In this case, the bill before the Senate fails to respect the Stenberg test because bill supporters flagrantly refuse to include an exception for the health of a woman. Instead, legislators try to circumvent the Court’s requirements by issuing their own opinion to the nation’s physicians and patients that such a procedure is never needed to protect a woman’s health — notwithstanding opposing opinions from the medical community.
The medical misinformation currently circulating in political discussions of abortion procedures only reinforces ACOG’s position: in the individual circumstances of each particular medical case, the patient and physician — not legislators — are the appropriate parties to determine the best method of treatment.
# # #The American College of Obstetricians and Gynecologists (ACOG) is the national medical organization representing 45,000 members who provide health care for women.
Somehow, in the fevered imagination of righties, a professional organization representing 90 percent of U.S. board-certified obstetrician-gynecologists was duped by Kagan into telling a lie, or something, and because this wording came from Kagan it must not actually reflect the views of ACOG. Coffin concludes,
Now we learn that language purporting to be the judgment of an independent body of medical experts devoted to the care and treatment of pregnant women and their children was, in the end, nothing more than the political scrawling of a White House appointee.
Miss Kagan’s decision to override a scientific finding with her own calculated distortion in order to protect access to the most despicable of abortion procedures seriously twisted the judicial process. One must question whether her nomination to the Court would have the same effect.
But no scientific finding was “overridden,” just clarified, and ACOG must have agreed with the statement or they wouldn’t have continued to repeat it in their position papers ever after.
But of course right now just about every rightie blogger in the universe is brainlessly repeating the party line, which is that there is something unethical about Kagan’s working with ACOG on their policy statement. Which leads me to question — how stupid are wingnuts, really?
More from the Maha Archives — “Late Term Confusion,” More Late Term Confusion” and “The Kennedy D&E.”
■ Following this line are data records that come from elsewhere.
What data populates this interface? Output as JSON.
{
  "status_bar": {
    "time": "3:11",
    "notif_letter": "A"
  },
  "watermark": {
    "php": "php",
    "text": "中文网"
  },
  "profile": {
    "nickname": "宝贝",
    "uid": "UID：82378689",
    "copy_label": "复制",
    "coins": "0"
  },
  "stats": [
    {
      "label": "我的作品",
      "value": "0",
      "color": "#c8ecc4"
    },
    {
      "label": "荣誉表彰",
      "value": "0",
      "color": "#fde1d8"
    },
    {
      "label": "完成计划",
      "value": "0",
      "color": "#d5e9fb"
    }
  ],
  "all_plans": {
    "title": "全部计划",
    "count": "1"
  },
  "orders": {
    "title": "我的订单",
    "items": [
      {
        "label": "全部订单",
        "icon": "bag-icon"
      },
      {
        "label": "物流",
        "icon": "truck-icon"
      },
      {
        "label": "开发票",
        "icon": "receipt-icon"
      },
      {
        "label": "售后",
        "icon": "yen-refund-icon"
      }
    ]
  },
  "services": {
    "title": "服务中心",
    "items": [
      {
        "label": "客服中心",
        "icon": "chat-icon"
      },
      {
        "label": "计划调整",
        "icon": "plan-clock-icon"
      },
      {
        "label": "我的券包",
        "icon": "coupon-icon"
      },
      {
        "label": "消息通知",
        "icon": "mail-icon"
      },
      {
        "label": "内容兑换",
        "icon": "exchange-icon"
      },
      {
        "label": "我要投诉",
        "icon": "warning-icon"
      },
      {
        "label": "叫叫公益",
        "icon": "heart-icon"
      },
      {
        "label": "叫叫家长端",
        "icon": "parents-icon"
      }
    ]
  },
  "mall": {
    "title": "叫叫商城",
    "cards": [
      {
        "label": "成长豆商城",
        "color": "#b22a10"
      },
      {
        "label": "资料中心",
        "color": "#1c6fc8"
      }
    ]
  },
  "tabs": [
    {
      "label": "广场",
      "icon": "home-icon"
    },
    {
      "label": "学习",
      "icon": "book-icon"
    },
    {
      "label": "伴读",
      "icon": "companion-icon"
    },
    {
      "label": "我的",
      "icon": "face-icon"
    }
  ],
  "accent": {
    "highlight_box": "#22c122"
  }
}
Update: See also Taylor Marsh.
Update Update: The “Most in Need of Remedial Reading Classes Award” today has to go to Betsy, of Betsy’s Page, who wrote,
Think of this: there was a doctors’ opinion that said that partial birth abortion was not necessary and she, with no medical background at all, drafted a statement that said the exact opposite and that statement became part of the final report.
This is stunning. It’s not even in the same galaxy as what actually happened. Based on this I would infer that Betsy has less than a fourth grade-level reading proficiency, except that I met her once, and I know she really does know how to read. And she may once have known how to think as well; hard to say.